Cry Me a River défiait l’indémodable Julie London – invitons à « pleurer de joie », va.


Mettons quatre films aimables mais mineurs visionnés en DVD ou vus à la TV durant les familiales festivités de fin d’année : Le Plus Grand Cirque du monde (Circus World, Hathaway, 1964), Anna et le Roi (Anna and the King, Tennant, 1999), Annabelle (idem, Leonetti, 2014) et Annabelle 2 : La Création du mal (Annabelle: Creation, Sandberg, 2017). Que nous disent-ils qui vaille la peine qu’on l’écrive ? Que le charmant mélodrame se porte « comme un charme », qu’il ne cesse de traverser les « genres » – au ciné n’existent que des imageries, n’en déplaise aux adeptes de la perspective « genrée », esthétique ou politique – de la comédie dramatique, du film historique, du film d’horreur et les décennies de leur distribution, qu’il constitue non pas un sous-genre en soi, double acception dépréciative comprise, mais bel et bien une sensibilité figurative, explicitement expressive, parfois trop selon ses détracteurs, par conséquent une vision du monde et du cinéma, rien que ça. Pourquoi Rita Hayworth nous bouleverse-t-elle en trapéziste repentante et in fine ressuscitée, reconnue maman de la magnanime et juvénilement cardinale Claudia ? Pourquoi Jodie Foster, doublée en français par elle-même de sa voix envoûtante, nous amène-t-elle au bord d’une humidité oculaire ne devant rien aux pluies d’Asie ? Pourquoi la bien nommée Annabelle Wallis, appréciée dans La Momie au côté de Tommy, pourquoi la masquée Miranda Otto, dans la vraie-fausse suite des mésaventures de la poupée conjurée, nous émeuvent-elles ? Parce qu’il s’agit d’actrices talentueuses, de femmes devinées fréquentables, d’individus de chair, de sang et de larmes alourdis d’une vie et dans le cas de l’ancienne compagne d’Orson Welles, par l’âge, l’alcool, la maladie déjà là, féroce amnésie d’Alzheimer incluse ?

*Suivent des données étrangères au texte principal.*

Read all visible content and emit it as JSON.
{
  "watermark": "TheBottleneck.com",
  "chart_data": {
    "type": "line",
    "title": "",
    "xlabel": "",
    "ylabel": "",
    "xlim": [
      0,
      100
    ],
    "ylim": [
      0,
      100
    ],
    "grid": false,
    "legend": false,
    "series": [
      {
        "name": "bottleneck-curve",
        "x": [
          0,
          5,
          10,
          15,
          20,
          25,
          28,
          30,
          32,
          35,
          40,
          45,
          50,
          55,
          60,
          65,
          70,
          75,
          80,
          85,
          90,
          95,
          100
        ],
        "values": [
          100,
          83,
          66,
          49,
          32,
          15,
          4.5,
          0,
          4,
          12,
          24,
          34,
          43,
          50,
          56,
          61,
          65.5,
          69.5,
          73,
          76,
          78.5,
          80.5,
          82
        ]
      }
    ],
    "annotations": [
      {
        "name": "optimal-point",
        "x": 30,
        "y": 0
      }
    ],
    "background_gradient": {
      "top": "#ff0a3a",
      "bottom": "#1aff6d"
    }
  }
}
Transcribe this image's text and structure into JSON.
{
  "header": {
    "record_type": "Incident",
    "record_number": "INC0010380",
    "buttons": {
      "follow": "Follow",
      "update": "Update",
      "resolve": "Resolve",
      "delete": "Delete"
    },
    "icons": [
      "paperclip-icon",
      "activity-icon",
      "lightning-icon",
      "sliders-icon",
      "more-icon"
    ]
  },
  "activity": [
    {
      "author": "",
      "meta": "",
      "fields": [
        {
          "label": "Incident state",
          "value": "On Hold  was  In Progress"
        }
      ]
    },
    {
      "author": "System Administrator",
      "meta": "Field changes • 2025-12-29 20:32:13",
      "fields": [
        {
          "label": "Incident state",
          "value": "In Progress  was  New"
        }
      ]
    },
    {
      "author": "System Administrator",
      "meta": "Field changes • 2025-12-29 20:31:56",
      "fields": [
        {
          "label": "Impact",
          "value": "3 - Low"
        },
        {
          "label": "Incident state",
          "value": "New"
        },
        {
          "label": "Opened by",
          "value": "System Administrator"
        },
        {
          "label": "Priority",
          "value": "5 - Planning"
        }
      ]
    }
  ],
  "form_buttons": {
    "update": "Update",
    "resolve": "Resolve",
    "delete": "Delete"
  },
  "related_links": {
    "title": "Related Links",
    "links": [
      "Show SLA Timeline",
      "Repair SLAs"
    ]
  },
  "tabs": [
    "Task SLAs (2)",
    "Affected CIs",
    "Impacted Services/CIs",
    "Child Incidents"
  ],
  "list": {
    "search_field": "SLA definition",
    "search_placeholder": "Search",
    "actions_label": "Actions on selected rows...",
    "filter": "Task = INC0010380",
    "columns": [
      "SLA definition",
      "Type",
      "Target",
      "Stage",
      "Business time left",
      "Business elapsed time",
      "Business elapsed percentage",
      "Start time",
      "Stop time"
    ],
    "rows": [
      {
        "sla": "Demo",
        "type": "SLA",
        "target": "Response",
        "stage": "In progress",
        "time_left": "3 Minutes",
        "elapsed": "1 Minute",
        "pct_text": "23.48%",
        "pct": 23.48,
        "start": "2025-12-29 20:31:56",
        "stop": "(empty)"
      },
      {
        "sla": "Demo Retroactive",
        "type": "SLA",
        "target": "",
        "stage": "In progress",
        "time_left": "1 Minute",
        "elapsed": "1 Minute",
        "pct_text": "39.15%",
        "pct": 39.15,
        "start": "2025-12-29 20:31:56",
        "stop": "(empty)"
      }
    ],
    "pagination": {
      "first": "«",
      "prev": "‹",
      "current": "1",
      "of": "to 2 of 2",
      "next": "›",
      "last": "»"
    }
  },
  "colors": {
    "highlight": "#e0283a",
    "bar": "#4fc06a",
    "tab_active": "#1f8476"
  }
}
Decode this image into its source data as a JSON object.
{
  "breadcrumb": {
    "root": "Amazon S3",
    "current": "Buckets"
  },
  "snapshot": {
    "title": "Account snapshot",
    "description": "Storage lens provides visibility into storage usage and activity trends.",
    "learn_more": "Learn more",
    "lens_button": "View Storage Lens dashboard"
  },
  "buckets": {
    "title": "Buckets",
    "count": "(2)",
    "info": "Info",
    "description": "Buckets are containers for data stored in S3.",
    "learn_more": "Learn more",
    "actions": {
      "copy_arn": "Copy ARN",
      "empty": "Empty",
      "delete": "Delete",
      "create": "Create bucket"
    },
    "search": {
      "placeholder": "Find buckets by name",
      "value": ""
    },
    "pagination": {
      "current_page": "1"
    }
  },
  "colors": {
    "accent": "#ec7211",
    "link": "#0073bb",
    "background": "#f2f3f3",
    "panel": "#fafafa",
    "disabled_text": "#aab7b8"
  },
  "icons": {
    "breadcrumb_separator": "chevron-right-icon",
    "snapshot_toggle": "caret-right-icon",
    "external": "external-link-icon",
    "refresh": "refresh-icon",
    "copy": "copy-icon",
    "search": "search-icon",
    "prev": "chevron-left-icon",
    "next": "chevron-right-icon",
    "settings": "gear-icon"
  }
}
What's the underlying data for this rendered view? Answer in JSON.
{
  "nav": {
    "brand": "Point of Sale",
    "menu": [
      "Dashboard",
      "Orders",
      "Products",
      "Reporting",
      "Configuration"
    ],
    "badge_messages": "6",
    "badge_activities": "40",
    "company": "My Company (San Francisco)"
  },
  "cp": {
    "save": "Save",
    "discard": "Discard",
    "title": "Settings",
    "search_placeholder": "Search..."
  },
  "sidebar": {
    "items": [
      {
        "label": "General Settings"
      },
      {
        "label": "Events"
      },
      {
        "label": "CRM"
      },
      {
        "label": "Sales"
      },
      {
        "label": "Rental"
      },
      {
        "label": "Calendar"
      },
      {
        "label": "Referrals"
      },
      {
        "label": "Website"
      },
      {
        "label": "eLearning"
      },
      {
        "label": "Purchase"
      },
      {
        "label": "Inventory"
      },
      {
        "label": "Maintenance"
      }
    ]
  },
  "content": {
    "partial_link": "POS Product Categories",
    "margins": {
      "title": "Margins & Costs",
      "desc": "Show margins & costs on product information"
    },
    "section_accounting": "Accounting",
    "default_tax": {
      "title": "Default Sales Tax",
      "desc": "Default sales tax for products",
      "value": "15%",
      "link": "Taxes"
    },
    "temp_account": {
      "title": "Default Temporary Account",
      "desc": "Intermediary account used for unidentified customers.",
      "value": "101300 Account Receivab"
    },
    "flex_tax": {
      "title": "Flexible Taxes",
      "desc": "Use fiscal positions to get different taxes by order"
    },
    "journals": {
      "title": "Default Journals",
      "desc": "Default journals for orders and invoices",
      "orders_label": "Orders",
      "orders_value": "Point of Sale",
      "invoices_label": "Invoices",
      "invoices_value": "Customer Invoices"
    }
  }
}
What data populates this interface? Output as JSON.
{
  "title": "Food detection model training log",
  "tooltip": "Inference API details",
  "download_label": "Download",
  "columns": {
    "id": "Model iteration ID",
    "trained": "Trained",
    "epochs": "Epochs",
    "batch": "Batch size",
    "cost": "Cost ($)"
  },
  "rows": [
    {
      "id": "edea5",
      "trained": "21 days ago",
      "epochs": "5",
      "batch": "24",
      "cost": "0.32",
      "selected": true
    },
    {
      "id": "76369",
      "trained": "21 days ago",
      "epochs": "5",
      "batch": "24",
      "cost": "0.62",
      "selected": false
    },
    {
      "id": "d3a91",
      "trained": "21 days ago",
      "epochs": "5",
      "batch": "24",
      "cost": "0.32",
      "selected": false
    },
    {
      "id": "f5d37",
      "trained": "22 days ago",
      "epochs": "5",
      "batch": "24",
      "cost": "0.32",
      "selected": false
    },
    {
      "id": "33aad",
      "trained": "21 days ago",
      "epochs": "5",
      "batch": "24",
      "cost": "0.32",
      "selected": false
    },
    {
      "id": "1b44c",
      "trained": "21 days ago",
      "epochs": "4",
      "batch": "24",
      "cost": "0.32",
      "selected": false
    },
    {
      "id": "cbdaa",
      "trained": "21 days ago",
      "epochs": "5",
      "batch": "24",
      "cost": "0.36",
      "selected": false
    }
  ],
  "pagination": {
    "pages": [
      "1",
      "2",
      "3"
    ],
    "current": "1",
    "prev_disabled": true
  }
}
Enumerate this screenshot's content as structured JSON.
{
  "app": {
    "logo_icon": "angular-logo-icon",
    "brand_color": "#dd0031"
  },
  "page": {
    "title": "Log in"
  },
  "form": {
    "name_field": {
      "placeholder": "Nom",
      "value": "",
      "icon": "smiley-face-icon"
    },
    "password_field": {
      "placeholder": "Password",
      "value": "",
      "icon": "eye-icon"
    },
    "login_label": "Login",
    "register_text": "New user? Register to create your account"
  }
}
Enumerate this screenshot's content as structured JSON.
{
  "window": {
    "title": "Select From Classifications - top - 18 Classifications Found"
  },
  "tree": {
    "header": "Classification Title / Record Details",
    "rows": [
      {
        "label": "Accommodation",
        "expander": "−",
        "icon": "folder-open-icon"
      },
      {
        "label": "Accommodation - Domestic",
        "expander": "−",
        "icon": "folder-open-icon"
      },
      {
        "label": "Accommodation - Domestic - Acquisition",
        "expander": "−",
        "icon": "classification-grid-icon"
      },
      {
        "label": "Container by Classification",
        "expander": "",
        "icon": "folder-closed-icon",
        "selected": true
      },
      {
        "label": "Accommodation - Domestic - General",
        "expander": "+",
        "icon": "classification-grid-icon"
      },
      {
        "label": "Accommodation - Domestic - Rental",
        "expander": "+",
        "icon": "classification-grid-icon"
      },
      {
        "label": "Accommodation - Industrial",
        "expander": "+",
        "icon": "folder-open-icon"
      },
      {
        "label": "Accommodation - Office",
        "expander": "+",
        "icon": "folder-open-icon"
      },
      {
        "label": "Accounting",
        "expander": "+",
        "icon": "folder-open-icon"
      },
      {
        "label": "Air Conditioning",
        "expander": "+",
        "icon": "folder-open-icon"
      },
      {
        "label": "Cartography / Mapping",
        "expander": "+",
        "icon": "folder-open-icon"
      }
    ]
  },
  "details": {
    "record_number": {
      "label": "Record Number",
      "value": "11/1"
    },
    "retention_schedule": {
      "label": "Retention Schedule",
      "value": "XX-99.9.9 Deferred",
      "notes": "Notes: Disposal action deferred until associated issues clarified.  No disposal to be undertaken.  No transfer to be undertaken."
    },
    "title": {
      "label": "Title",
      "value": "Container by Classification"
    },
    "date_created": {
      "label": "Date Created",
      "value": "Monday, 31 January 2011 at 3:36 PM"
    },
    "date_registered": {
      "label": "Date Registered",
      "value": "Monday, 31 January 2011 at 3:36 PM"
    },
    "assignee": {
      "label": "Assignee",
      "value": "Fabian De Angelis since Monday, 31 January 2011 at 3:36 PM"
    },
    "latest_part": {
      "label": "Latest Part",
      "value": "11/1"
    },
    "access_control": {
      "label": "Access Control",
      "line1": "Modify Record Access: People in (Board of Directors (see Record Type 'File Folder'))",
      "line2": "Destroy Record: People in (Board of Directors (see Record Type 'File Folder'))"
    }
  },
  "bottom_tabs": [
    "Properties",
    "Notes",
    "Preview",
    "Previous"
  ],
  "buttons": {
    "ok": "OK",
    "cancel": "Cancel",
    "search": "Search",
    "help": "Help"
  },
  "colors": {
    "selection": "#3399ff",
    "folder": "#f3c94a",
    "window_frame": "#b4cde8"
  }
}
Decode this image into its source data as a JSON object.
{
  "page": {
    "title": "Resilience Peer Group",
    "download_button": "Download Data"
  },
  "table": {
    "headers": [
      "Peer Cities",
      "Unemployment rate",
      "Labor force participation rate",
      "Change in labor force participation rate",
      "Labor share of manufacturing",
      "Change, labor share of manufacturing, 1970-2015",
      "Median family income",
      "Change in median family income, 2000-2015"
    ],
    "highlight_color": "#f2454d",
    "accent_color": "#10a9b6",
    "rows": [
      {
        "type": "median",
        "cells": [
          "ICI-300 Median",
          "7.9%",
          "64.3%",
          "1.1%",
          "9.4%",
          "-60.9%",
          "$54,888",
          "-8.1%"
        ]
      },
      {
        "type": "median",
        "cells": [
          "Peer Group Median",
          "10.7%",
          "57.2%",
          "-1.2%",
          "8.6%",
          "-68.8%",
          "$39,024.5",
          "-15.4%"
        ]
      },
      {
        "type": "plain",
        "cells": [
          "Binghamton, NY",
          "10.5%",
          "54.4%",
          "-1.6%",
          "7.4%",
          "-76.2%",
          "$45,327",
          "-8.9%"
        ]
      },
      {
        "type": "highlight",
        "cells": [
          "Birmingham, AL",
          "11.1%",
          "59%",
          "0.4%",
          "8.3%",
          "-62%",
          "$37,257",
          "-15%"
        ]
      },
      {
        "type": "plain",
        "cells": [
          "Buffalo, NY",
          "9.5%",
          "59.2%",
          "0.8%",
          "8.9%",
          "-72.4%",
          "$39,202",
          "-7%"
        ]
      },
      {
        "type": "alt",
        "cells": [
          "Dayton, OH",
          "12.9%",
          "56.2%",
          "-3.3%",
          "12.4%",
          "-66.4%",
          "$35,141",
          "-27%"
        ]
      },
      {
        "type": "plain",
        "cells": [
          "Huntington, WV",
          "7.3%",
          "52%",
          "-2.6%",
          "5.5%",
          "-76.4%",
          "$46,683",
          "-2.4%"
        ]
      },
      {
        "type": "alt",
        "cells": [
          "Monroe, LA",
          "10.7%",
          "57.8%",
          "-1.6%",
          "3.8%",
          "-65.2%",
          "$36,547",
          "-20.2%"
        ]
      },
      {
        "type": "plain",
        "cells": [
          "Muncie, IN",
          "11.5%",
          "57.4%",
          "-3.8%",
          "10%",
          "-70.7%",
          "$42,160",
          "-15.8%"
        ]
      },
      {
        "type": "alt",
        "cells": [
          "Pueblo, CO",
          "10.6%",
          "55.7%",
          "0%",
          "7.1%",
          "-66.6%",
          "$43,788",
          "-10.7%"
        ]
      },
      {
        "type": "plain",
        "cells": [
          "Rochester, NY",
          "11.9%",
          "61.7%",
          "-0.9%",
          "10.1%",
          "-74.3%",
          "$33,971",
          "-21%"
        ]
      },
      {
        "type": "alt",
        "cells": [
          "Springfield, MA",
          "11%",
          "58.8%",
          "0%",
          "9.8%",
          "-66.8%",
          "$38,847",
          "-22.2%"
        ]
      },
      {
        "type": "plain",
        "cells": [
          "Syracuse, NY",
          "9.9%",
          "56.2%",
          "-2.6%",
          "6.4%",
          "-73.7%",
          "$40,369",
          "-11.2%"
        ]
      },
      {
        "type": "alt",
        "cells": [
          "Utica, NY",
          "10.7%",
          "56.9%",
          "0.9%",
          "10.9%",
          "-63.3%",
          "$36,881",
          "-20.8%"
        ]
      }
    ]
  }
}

Sans doute, pas seulement, car d’autres admirations d’autres comédiennes suprêmes ne suscitent guère de semblables émotions. Dans ces quatre films, remarquez-le, la mort d’un enfant, littérale ou symbolique, occupe le cœur plus ou moins secret du récit. Sous le chapiteau, Lili retrouve Toni, naguère abandonnée ; au Siam, le monarque perd sa petite princesse emportée par le choléra ; en Californie, Evelyn se sacrifie in extremis en souvenir de sa fille défunte à cause d’un accident qu’elle causa ; durant la Seconde Guerre mondiale, des parents pleurent la perte express de leur fillette au surnom d’abeille. Le Diable, on le sait depuis le prémonitoire Rosemary’s Baby de Levin & Polanski, auquel Annabelle emprunte d’ailleurs en partie sa trame satanico-mansonesque et le landau noir de Mia Farrow, convoite la supposée innocence de nos marmots, parricide impliqué pour le pantin malsain. Toutefois, dans la « vraie vie », quoi de pire que ceci, que cette amputation de possibles, de descendance, que ce néant manifesté au présent, pour l’enfer de l’éternel ressassement, qu’importe le fonds de commerce rassurant de la « résilience » ? Cette disparition-fondation pourrait en vérité vite devenir obscène, pur accessoire à mouchoirs, à dollars, heureusement préservée de la malhonnêteté par la modestie des métrages, leur aptitude au sourire, à carburer à la mélancolie, à opter en trio pour le unhappy ending, une volonté de s’insérer dans un ensemble de motifs habituels les vaccinant en quelque sorte contre le racolage d’hôpital et la dégoulinade lacrymale. Le dépaysement exotique de Anna et le Roi, le déplacement chronologique des Annabelle, l’autarcie gentiment incestueuse de la toile du spectacle du Plus Grand Cirque du monde préservent leur pureté populaire, leur nature de divertissement intelligent, éloigné du chantage sentimental autant que du sérieux auteuriste.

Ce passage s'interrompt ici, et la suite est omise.